Media Literacy and Major Project – Update 3

From working through the readings and thoughts of myself and my group members this week, I think we all have come to the conclusion that the concept of media literacy is one that is extremely difficult to define and pin down.

I think that in order to be fully literate in today’s world you have to be able to streamline information. Echo discussed in her chosen article that gatekeeping is an essential skill in the modern information age. To me, this means being able to selectively pare down the gigantic wealth of information we are bombarded with constantly. I think that a lot of the disinformation and misinformation issues we see in today’s world are the result of individuals becoming completely overwhelmed with the amount of information they are intaking, and therefore failing to completely analyze it.

From all of this, the question that has been rolling around my mind lately has been – how much does media literacy matter? That seems like a loaded question. Of course it matters, and matters quite a bit. At least at some intrinsic level, there is obviously value in being able to separate fact and fiction and engage authentically with ideas presented to us in the media.

What I mean when I ask that question is more of a ‘cynical’ take I suppose. How much does media literacy matter when our social systems seem to take no punitive measures against those extremely powerful individuals and collectives that are consistently and intentionally deceitful? In the past ten years, the concept of a “post-facts society” has become more and more prevalent. The idea behind post-fact society is simple: it is a “political culture where facts are considered irrelevant”, to quote Wikipedia. Since the 2016 election (which as noted in my reading was a pivotal moment in media literacy), the term post-fact has been used increasingly to describe the world we live in. It seems to me that we are heading deeper into this world. So this is where my question (basically rhetorical at this point) comes from. What does the ability to separate fact and fiction actually get me if “fact” doesn’t really matter anyways?
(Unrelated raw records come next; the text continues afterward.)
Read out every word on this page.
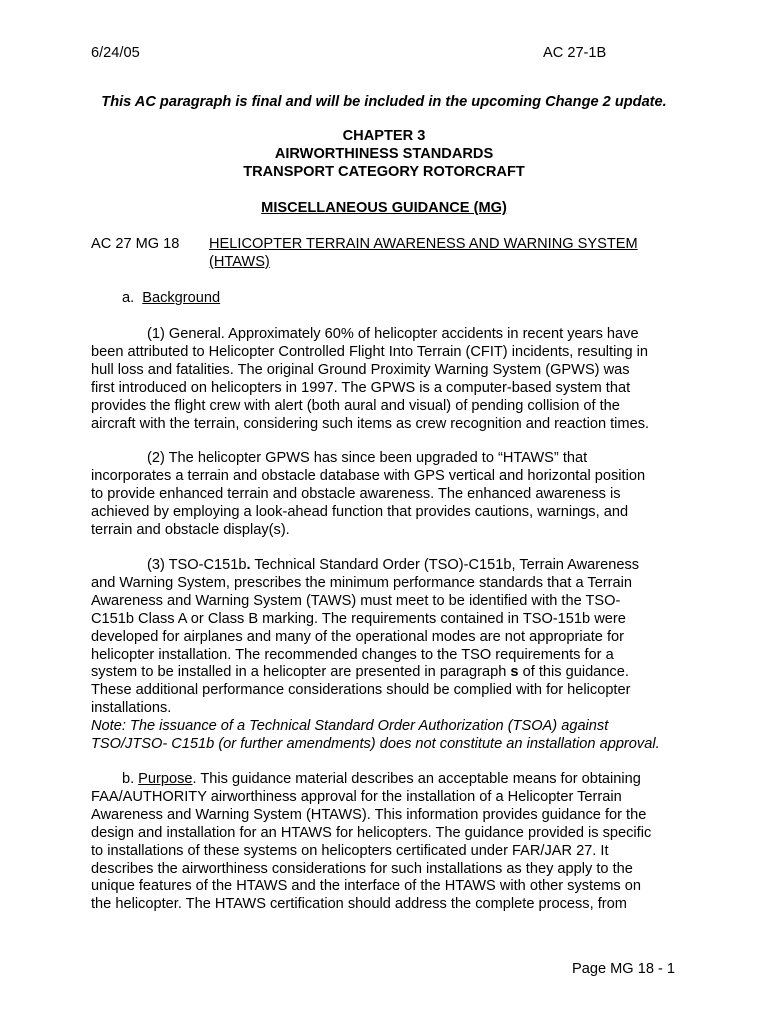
6/24/05	AC 27-1B
This AC paragraph is final and will be included in the upcoming Change 2 update.
CHAPTER 3
AIRWORTHINESS STANDARDS
TRANSPORT CATEGORY ROTORCRAFT
MISCELLANEOUS GUIDANCE (MG)
AC 27 MG 18 HELICOPTER TERRAIN AWARENESS AND WARNING SYSTEM
(HTAWS)
a. Background
(1) General. Approximately 60% of helicopter accidents in recent years have
been attributed to Helicopter Controlled Flight Into Terrain (CFIT) incidents, resulting in
hull loss and fatalities. The original Ground Proximity Warning System (GPWS) was
first introduced on helicopters in 1997. The GPWS is a computer-based system that
provides the flight crew with alert (both aural and visual) of pending collision of the
aircraft with the terrain, considering such items as crew recognition and reaction times.
(2) The helicopter GPWS has since been upgraded to “HTAWS” that
incorporates a terrain and obstacle database with GPS vertical and horizontal position
to provide enhanced terrain and obstacle awareness. The enhanced awareness is
achieved by employing a look-ahead function that provides cautions, warnings, and
terrain and obstacle display(s).
(3) TSO-C151b. Technical Standard Order (TSO)-C151b, Terrain Awareness
and Warning System, prescribes the minimum performance standards that a Terrain
Awareness and Warning System (TAWS) must meet to be identified with the TSO-
C151b Class A or Class B marking. The requirements contained in TSO-151b were
developed for airplanes and many of the operational modes are not appropriate for
helicopter installation. The recommended changes to the TSO requirements for a
system to be installed in a helicopter are presented in paragraph s of this guidance.
These additional performance considerations should be complied with for helicopter
installations.
Note: The issuance of a Technical Standard Order Authorization (TSOA) against
TSO/JTSO- C151b (or further amendments) does not constitute an installation approval.
b. Purpose. This guidance material describes an acceptable means for obtaining
FAA/AUTHORITY airworthiness approval for the installation of a Helicopter Terrain
Awareness and Warning System (HTAWS). This information provides guidance for the
design and installation for an HTAWS for helicopters. The guidance provided is specific
to installations of these systems on helicopters certificated under FAR/JAR 27. It
describes the airworthiness considerations for such installations as they apply to the
unique features of the HTAWS and the interface of the HTAWS with other systems on
the helicopter. The HTAWS certification should address the complete process, from
Page MG 18 - 1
Again, of course I still see the value in media literacy. I’d like to believe there is an inherent “good” in being able to demonstrate media literacy regardless of the political culture we live in. As Jennifer’s article (Teach Them Well) points out, media literacy still has the positive potential to impact things like sexism and racism. It allows people, specifically our students, to interrogate the biases that many hold on to since early childhood.

As a major project update:

The script for my major project video is coming along nicely. I’m in the stage right now I often find myself in where I need to find a focus and narrow down my topic. I like to put a lot down on the page and then pare it down from there, so that’s what the next few weeks will be looking like. I’ve also been able to experiment even more with AI this weeks which helps me in this experiential journey. Part of my project is about opening myself up more to use AI tools as an educator. For instance, I used ChatGPT this week to quickly generate an extra practice worksheet for my science 10 class.


Looking forward to hear your thoughts.

2 thoughts on “Media Literacy and Major Project – Update 3

  1. Hi Cole,
    Your question – “How much does media literacy matter when our social systems seem to take no punitive measures against those extremely powerful individuals and collectives that are consistently and intentionally deceitful?” – really got to the (cynical) heart of what I have been feeling lately. As much as I educate myself and others, I feel as if I am pushing against a mountain of disinformation and (as you said) total disregard for facts…unfortunately, even in my own extended family. Digital literacy does matter, but the odds seem stacked against us. When discussing the importance of fact-checking information online, one of my students (who is awesome in every other way) said: “I don’t really care…I don’t care if they lie to me.”Ahhh! Still, for every student I have like that, I have five more who are beginning to critically think about the illusions projected on our screens. If we stop learning, stop educating, stop holding big tech accountable, lying politicians accountable, racism and sexism (and every “ism” online) accountable….well, we just can’t. As you (and Jennifer) said, the positive potential for online culture exists, and we must help create and share it. I’ll get off my soapbox for the day now 😉

  2. It is hard not to anthropomorphize something you are having a text conversation with and responding to you. I call it my personal assistant, but it’s not human. It isn’t a moral being, which means we have to be discerning using the information that it provides. In some ways, I feel like it is neutral but I also recognize that the data AI is trained on is not. I think our fear is grounded in how the internet is not neutral and the amount of misinformation on the internet, but the comparison between AI and the internet is not fully accurate. Moreover, you are 1/2 of the conversation, so what you bring to the conversation shapes the responses from AI.